Comunque una grande risposta di popolo, dato che in città sono giunte persone da ogni parte di Euskal Herria, più rappresentanti del parlamento spagnolo ed europeo. Alcuni manifestanti sono giunti perfino dalla Catalunya.
Tutti in appoggio ai ragazzi di Alsasua e ai loro genitori, rimasti travolti per primi dall’incubo di quella notte, e che subito dopo la manifestazione sono partiti in direzione di Madrid. Bel, mamma di Adur, uno degli accusati (per lui la richiesta è di 50 anni di galera) ha affermato con le lacrime agli occhi che “Se siamo ancora in piedi è grazie al sostegno di persone come queste”.
La mobilitazione è stata indubbiamente enorme e significativa l’immagine di Plaza del Castillo stracolma di gente che gridava come i ragazzi di Alsasua non fossero affatto dei terroristi e che non si possono fare oltre sessant’anni di prigione per una rissa in un bar.
“E’ tutto sproporzionato – continua un altro genitore -, l’Audiencia Nacional ha persino impedito ai nostri avvocati di presentare dei testimoni a nostro favore. La questione non è essere a favore di una parte o dall’altra, ma della necessità di un giusto e imparziale processo. La sensazione è che questo debba essere un castigo, o una punizione, più che un giudizio. Nel 2016 ci sono stati, secondo una fonte del Ministero dell’Interno, 9571 casi di litigi o risse con degli agenti della Guardia Civil, ma solo il nostro è stato classificato come terrorista”.

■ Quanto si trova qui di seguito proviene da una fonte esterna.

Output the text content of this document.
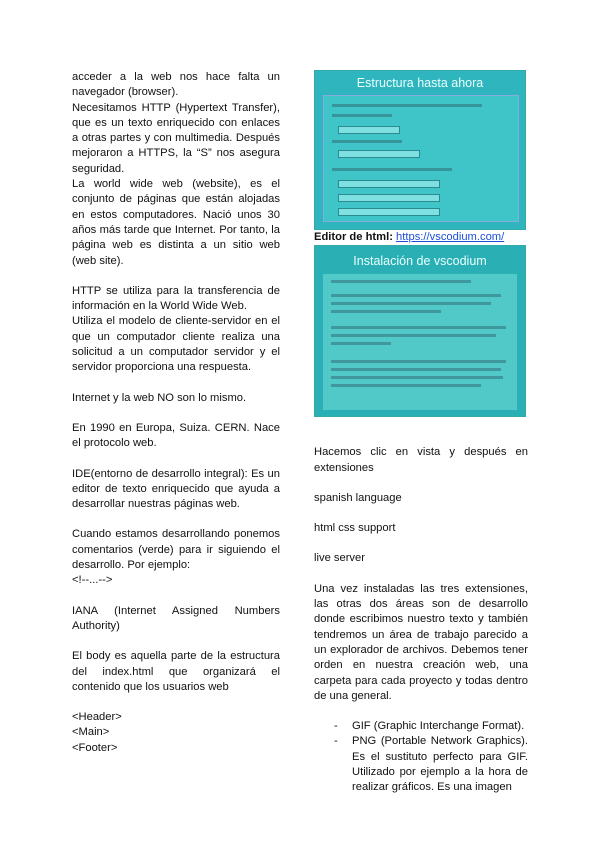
acceder a la web nos hace falta un navegador (browser).

Necesitamos HTTP (Hypertext Transfer), que es un texto enriquecido con enlaces a otras partes y con multimedia. Después mejoraron a HTTPS, la “S” nos asegura seguridad.

La world wide web (website), es el conjunto de páginas que están alojadas en estos computadores. Nació unos 30 años más tarde que Internet. Por tanto, la página web es distinta a un sitio web (web site).

HTTP se utiliza para la transferencia de información en la World Wide Web.

Utiliza el modelo de cliente-servidor en el que un computador cliente realiza una solicitud a un computador servidor y el servidor proporciona una respuesta.

Internet y la web NO son lo mismo.

En 1990 en Europa, Suiza. CERN. Nace el protocolo web.

IDE(entorno de desarrollo integral): Es un editor de texto enriquecido que ayuda a desarrollar nuestras páginas web.

Cuando estamos desarrollando ponemos comentarios (verde) para ir siguiendo el desarrollo. Por ejemplo:

<!--...-->

IANA (Internet Assigned Numbers Authority)

El body es aquella parte de la estructura del index.html que organizará el contenido que los usuarios web

<Header>

<Main>

<Footer>

Estructura hasta ahora

Editor de html: https://vscodium.com/

Instalación de vscodium

Hacemos clic en vista y después en extensiones

spanish language

html css support

live server

Una vez instaladas las tres extensiones, las otras dos áreas son de desarrollo donde escribimos nuestro texto y también tendremos un área de trabajo parecido a un explorador de archivos. Debemos tener orden en nuestra creación web, una carpeta para cada proyecto y todas dentro de una general.

- GIF (Graphic Interchange Format).
- PNG (Portable Network Graphics). Es el sustituto perfecto para GIF. Utilizado por ejemplo a la hora de realizar gráficos. Es una imagen
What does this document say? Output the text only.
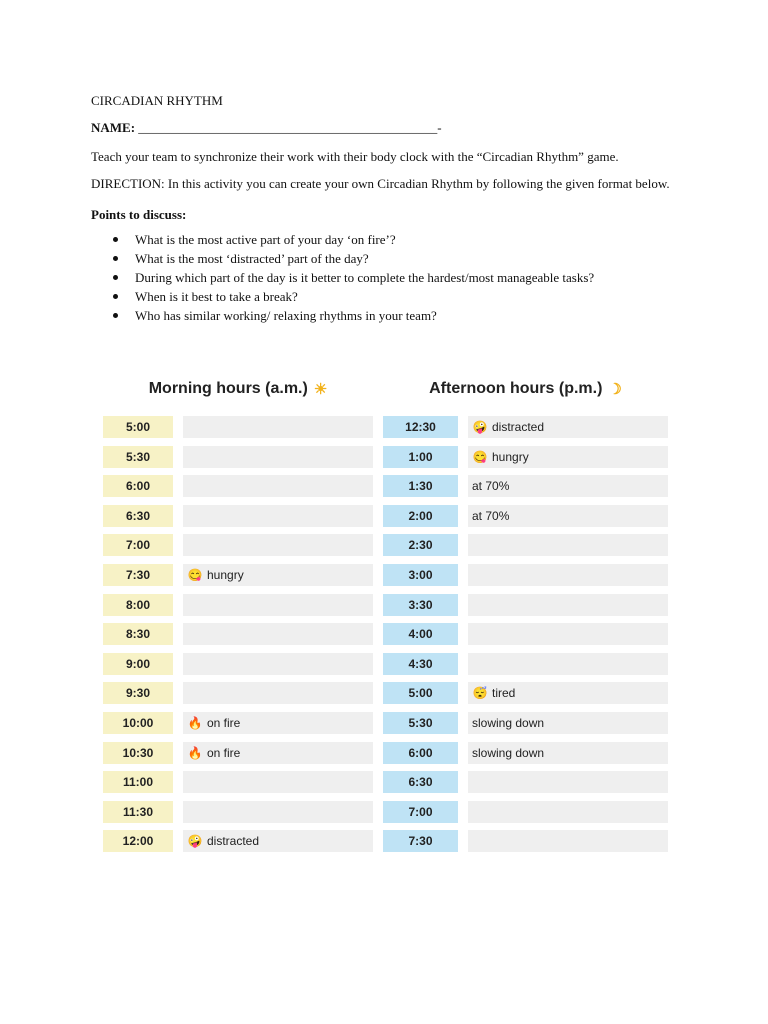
CIRCADIAN RHYTHM

NAME: ______________________________________________-

Teach your team to synchronize their work with their body clock with the “Circadian Rhythm” game.

DIRECTION: In this activity you can create your own Circadian Rhythm by following the given format below.

Points to discuss:

What is the most active part of your day ‘on fire’?
What is the most ‘distracted’ part of the day?
During which part of the day is it better to complete the hardest/most manageable tasks?
When is it best to take a break?
Who has similar working/ relaxing rhythms in your team?
Morning hours (a.m.) ☀
5:00
5:30
6:00
6:30
7:00
7:30	😋 hungry
8:00
8:30
9:00
9:30
10:00	🔥 on fire
10:30	🔥 on fire
11:00
11:30
12:00	🤪 distracted
Afternoon hours (p.m.) ☽
12:30	🤪 distracted
1:00	😋 hungry
1:30	at 70%
2:00	at 70%
2:30
3:00
3:30
4:00
4:30
5:00	😴 tired
5:30	slowing down
6:00	slowing down
6:30
7:00
7:30
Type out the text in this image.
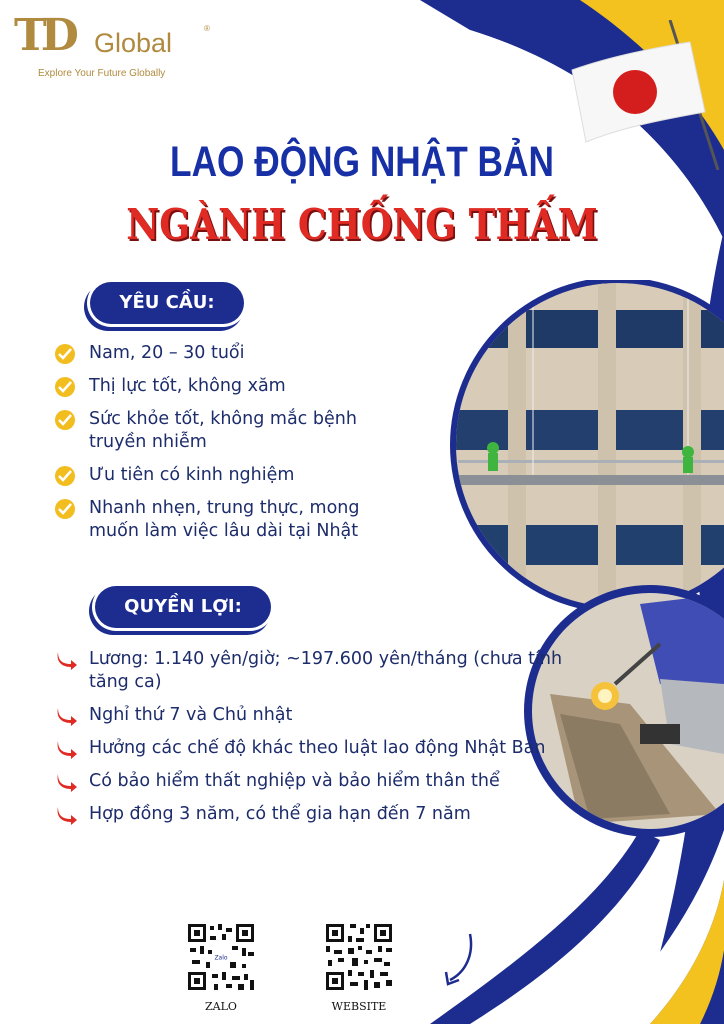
TD Global	®
Explore Your Future Globally
LAO ĐỘNG NHẬT BẢN
NGÀNH CHỐNG THẤM
YÊU CẦU:
Nam, 20 – 30 tuổi
Thị lực tốt, không xăm
Sức khỏe tốt, không mắc bệnh truyền nhiễm
Ưu tiên có kinh nghiệm
Nhanh nhẹn, trung thực, mong muốn làm việc lâu dài tại Nhật
QUYỀN LỢI:
Lương: 1.140 yên/giờ; ~197.600 yên/tháng (chưa tính tăng ca)
Nghỉ thứ 7 và Chủ nhật
Hưởng các chế độ khác theo luật lao động Nhật Bản
Có bảo hiểm thất nghiệp và bảo hiểm thân thể
Hợp đồng 3 năm, có thể gia hạn đến 7 năm
Zalo
ZALO	WEBSITE
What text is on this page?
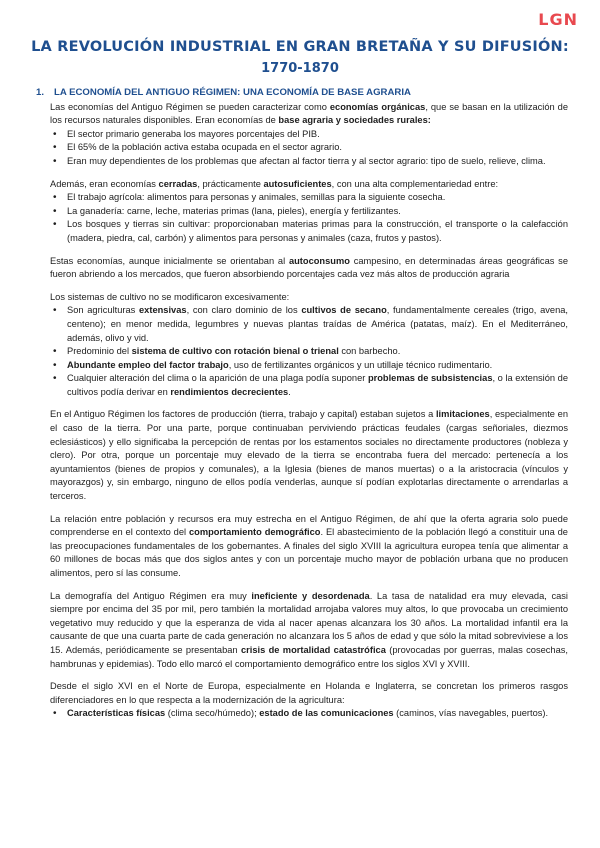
LGN
LA REVOLUCIÓN INDUSTRIAL EN GRAN BRETAÑA Y SU DIFUSIÓN:
1770-1870
1. LA ECONOMÍA DEL ANTIGUO RÉGIMEN: UNA ECONOMÍA DE BASE AGRARIA

Las economías del Antiguo Régimen se pueden caracterizar como economías orgánicas, que se basan en la utilización de los recursos naturales disponibles. Eran economías de base agraria y sociedades rurales:

• El sector primario generaba los mayores porcentajes del PIB.
• El 65% de la población activa estaba ocupada en el sector agrario.
• Eran muy dependientes de los problemas que afectan al factor tierra y al sector agrario: tipo de suelo, relieve, clima.

Además, eran economías cerradas, prácticamente autosuficientes, con una alta complementariedad entre:

• El trabajo agrícola: alimentos para personas y animales, semillas para la siguiente cosecha.
• La ganadería: carne, leche, materias primas (lana, pieles), energía y fertilizantes.
• Los bosques y tierras sin cultivar: proporcionaban materias primas para la construcción, el transporte o la calefacción (madera, piedra, cal, carbón) y alimentos para personas y animales (caza, frutos y pastos).

Estas economías, aunque inicialmente se orientaban al autoconsumo campesino, en determinadas áreas geográficas se fueron abriendo a los mercados, que fueron absorbiendo porcentajes cada vez más altos de producción agraria

Los sistemas de cultivo no se modificaron excesivamente:

• Son agriculturas extensivas, con claro dominio de los cultivos de secano, fundamentalmente cereales (trigo, avena, centeno); en menor medida, legumbres y nuevas plantas traídas de América (patatas, maíz). En el Mediterráneo, además, olivo y vid.
• Predominio del sistema de cultivo con rotación bienal o trienal con barbecho.
• Abundante empleo del factor trabajo, uso de fertilizantes orgánicos y un utillaje técnico rudimentario.
• Cualquier alteración del clima o la aparición de una plaga podía suponer problemas de subsistencias, o la extensión de cultivos podía derivar en rendimientos decrecientes.

En el Antiguo Régimen los factores de producción (tierra, trabajo y capital) estaban sujetos a limitaciones, especialmente en el caso de la tierra. Por una parte, porque continuaban perviviendo prácticas feudales (cargas señoriales, diezmos eclesiásticos) y ello significaba la percepción de rentas por los estamentos sociales no directamente productores (nobleza y clero). Por otra, porque un porcentaje muy elevado de la tierra se encontraba fuera del mercado: pertenecía a los ayuntamientos (bienes de propios y comunales), a la Iglesia (bienes de manos muertas) o a la aristocracia (vínculos y mayorazgos) y, sin embargo, ninguno de ellos podía venderlas, aunque sí podían explotarlas directamente o arrendarlas a terceros.

La relación entre población y recursos era muy estrecha en el Antiguo Régimen, de ahí que la oferta agraria solo puede comprenderse en el contexto del comportamiento demográfico. El abastecimiento de la población llegó a constituir una de las preocupaciones fundamentales de los gobernantes. A finales del siglo XVIII la agricultura europea tenía que alimentar a 60 millones de bocas más que dos siglos antes y con un porcentaje mucho mayor de población urbana que no producen alimentos, pero sí las consume.

La demografía del Antiguo Régimen era muy ineficiente y desordenada. La tasa de natalidad era muy elevada, casi siempre por encima del 35 por mil, pero también la mortalidad arrojaba valores muy altos, lo que provocaba un crecimiento vegetativo muy reducido y que la esperanza de vida al nacer apenas alcanzara los 30 años. La mortalidad infantil era la causante de que una cuarta parte de cada generación no alcanzara los 5 años de edad y que sólo la mitad sobreviviese a los 15. Además, periódicamente se presentaban crisis de mortalidad catastrófica (provocadas por guerras, malas cosechas, hambrunas y epidemias). Todo ello marcó el comportamiento demográfico entre los siglos XVI y XVIII.

Desde el siglo XVI en el Norte de Europa, especialmente en Holanda e Inglaterra, se concretan los primeros rasgos diferenciadores en lo que respecta a la modernización de la agricultura:

• Características físicas (clima seco/húmedo); estado de las comunicaciones (caminos, vías navegables, puertos).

Amnesty International, che sarà presente al processo di Madrid, ha chiesto, per questo, che si ritiri l’accusa di terrorismo per gli otto ragazzi, l’organizzazione Fair Trials ha denunciato l’assenza di diritti fondamentali per gli accusati, e dal Parlamento Europeo il vicepresidente della Commissione, Frans Timmermans, ha ammesso di “seguire con attenzione il caso”.
In 100mila hanno firmato il un manifesto che appoggia le rivendicazioni della piattaforma, costituita appositamente, “Altsasukoak aske” (“quelli di Alsasu liberi”): tra questi, 194 professionisti del diritto, 88 parlamentari nazionali e 52 europei.